Its permissive licensing and low cost have shifted value downstream: analyses conclude that end‑users and AI application providers (including healthcare software vendors) are the “winners,” while closed, high‑priced foundation model providers face pricing and margin pressure.

Adoption, trust, and safety concerns

Surveys across India, the UK, and the US show that nearly half of users who have tried DeepSeek for health‑related queries are willing or very willing to switch from incumbent LLMs, driven by perceived usefulness and ease of use, with trust as a key mediator.​

At the same time, health‑policy and ethics papers emphasize that DeepSeek’s rapid, low‑friction rollout has outpaced governance: there is concern that irresponsible or poorly validated use in clinical workflows could harm patient outcomes and that regulators must extend oversight to downstream deployers, not just model creators.
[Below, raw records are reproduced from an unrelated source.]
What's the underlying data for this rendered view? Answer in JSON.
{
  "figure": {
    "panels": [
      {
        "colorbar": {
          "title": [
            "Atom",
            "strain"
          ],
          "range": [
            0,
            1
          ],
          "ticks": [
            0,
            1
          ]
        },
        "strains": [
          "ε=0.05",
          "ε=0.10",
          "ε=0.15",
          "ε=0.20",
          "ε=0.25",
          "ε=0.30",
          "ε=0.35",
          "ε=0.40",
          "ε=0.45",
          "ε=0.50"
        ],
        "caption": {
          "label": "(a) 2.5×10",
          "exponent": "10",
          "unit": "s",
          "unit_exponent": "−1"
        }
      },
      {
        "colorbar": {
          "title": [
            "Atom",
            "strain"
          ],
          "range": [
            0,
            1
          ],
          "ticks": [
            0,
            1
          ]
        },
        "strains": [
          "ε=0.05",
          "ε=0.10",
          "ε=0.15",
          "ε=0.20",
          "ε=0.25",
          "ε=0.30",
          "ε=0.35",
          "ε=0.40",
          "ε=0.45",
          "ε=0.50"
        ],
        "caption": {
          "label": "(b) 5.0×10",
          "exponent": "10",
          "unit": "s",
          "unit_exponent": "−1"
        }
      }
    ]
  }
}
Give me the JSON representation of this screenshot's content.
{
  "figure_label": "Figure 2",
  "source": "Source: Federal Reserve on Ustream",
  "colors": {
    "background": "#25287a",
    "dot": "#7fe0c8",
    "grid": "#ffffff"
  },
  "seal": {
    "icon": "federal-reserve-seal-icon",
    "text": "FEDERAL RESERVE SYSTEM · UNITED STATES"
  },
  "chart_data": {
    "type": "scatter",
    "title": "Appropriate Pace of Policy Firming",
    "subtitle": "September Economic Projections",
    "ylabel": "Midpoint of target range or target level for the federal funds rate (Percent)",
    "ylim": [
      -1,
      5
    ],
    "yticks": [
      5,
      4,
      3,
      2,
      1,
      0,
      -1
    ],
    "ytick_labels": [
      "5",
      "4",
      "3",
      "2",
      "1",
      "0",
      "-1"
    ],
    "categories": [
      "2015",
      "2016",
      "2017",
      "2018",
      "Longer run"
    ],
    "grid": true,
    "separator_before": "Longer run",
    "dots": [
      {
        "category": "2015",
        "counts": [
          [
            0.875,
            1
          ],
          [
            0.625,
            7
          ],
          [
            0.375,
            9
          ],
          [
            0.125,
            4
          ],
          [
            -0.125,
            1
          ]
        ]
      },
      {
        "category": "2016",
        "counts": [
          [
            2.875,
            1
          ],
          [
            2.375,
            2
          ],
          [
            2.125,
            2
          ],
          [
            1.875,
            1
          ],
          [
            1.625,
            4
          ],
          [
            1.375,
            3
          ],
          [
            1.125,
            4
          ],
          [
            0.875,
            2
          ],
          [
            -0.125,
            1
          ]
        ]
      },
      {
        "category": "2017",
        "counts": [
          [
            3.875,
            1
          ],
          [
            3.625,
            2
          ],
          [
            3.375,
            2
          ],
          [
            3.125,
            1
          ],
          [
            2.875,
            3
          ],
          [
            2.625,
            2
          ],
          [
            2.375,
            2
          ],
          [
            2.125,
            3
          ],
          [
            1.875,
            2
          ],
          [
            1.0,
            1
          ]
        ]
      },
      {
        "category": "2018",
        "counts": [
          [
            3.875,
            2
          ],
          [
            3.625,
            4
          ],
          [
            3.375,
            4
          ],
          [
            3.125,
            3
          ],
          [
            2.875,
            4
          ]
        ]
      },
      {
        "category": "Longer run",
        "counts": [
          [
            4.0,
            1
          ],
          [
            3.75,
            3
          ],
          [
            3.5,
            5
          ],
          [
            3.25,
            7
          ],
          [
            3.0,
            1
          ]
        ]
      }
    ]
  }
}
Commentaries frame DeepSeek as a test case for “do no harm” in scalable open models: it democratizes access and enables resource‑constrained settings, but it also amplifies the need for robust evaluation, monitoring, and local regulatory frameworks before routine clinical use.

Strategic implications for healthcare AI

For providers and vendors, DeepSeek has made high‑performance reasoning models a near‑commodity input, shifting defensibility towards proprietary data, integration with hospital information systems, workflow design, and compliance/regulatory capabilities.

For policymakers, its deployment illustrates how quickly an efficient open model can spread through a health system without commensurate governance, sharpening the focus on standards for validation, reporting, and liability in AI‑assisted care.

For investors and strategics, DeepSeek has accelerated the trend toward modular, domain‑tuned, and locally hosted health AI stacks, especially in Asia, and increased competitive pressure on Western closed‑model economics while expanding the overall health‑AI TAM via lower costs.